Krohn’s idea has not come without some strain. There was a lot of pushback when he decided he wanted to bring rugby to South Los Angeles.
“It’s hard to believe it’s going to come to fruition, but this was the plan, to spread rugby in an inner city area,” he said. “Whenever you try to go outside of the box, you’ve always got push.
“It was actually about getting the right people, people that are tough, like Taylor, so it was actually the girls, really, (who) got it going at first. The boys played but the girls were more ready to go outside of the box, where the boys were like ‘We play football. We play basketball. We don’t play rugby,’ and they just watched and then they seen how cool it was getting and once we started traveling. The star of the football team actually came from rugby and then he became the star of the football team and they were like ‘Hey!’”

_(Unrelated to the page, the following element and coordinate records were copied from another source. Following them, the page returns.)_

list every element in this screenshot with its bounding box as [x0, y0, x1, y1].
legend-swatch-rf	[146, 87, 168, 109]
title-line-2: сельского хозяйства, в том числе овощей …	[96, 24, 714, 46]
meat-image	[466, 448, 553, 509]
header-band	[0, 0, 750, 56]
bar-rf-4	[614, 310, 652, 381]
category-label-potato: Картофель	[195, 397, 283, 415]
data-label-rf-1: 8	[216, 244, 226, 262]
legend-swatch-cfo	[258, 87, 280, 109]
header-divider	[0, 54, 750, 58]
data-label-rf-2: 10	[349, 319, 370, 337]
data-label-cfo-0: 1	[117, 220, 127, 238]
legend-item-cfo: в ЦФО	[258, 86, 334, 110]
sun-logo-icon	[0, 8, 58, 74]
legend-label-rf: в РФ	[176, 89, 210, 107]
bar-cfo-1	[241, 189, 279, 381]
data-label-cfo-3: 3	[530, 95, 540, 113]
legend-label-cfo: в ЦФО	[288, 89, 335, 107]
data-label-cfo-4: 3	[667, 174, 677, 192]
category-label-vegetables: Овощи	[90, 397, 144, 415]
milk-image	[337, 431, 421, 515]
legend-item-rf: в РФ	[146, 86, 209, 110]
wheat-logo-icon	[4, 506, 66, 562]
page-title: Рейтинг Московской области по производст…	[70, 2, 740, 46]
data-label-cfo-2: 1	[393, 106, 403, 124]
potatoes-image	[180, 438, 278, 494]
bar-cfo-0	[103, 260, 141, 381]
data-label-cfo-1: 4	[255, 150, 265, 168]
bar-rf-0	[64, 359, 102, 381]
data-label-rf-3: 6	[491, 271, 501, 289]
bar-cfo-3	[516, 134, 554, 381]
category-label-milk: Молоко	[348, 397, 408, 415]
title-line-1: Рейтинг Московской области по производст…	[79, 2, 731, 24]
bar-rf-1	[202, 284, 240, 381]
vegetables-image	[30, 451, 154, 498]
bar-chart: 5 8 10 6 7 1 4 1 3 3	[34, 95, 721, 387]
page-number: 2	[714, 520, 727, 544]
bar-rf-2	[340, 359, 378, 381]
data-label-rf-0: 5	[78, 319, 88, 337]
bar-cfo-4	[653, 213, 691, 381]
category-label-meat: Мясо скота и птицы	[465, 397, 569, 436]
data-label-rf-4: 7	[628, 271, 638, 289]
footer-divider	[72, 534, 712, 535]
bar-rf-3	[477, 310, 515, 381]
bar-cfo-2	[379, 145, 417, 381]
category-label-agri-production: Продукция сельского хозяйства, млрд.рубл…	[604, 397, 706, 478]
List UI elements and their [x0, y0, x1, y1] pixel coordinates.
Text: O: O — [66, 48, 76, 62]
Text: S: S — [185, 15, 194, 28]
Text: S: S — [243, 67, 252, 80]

The pushback hasn’t completely subsided. You don’t hear young African Americans growing up saying they want to be professional rugby players. The NFL or NBA are usually the choice. Those that have taking a stand for rugby and announced their love for it are looked at in a different light. It’s not a popular choice.
“(My relatives and friends) want me to be a football player more than rugby but it’s my life and I get to choose what I want,” said Trotter, who also plays football and runs track at View Park, an ICEF-member school. “Rugby is what opened my heart more and wanted to make me strive for more.”
Trotter intends to attend college at either UCLA or UC Santa Barbara and play rugby.
Krohn believes some of his current players will have a shot at the 2016 Olympics with rugby being reinstated for the Rio de Janeiro Games, including 14-year-old phenom Nia Tolliver.
Tolliver, who plays at View Point Prep High, is a rugby prodigy according to her coach, who says her aggression makes her a perfect fit in the sport.
"I played basketball but I always fouled out because I'm really a contact person," Tolliver told Intersections South LA. "I'm big."
It's a large goal for some of these athletes like Tolliver, but the ICEF rugby program didn't make it this far without Krohn having big dreams.
It’s a hot, winter day in South Los Angeles and chances are, yes, inner city youth are playing rugby.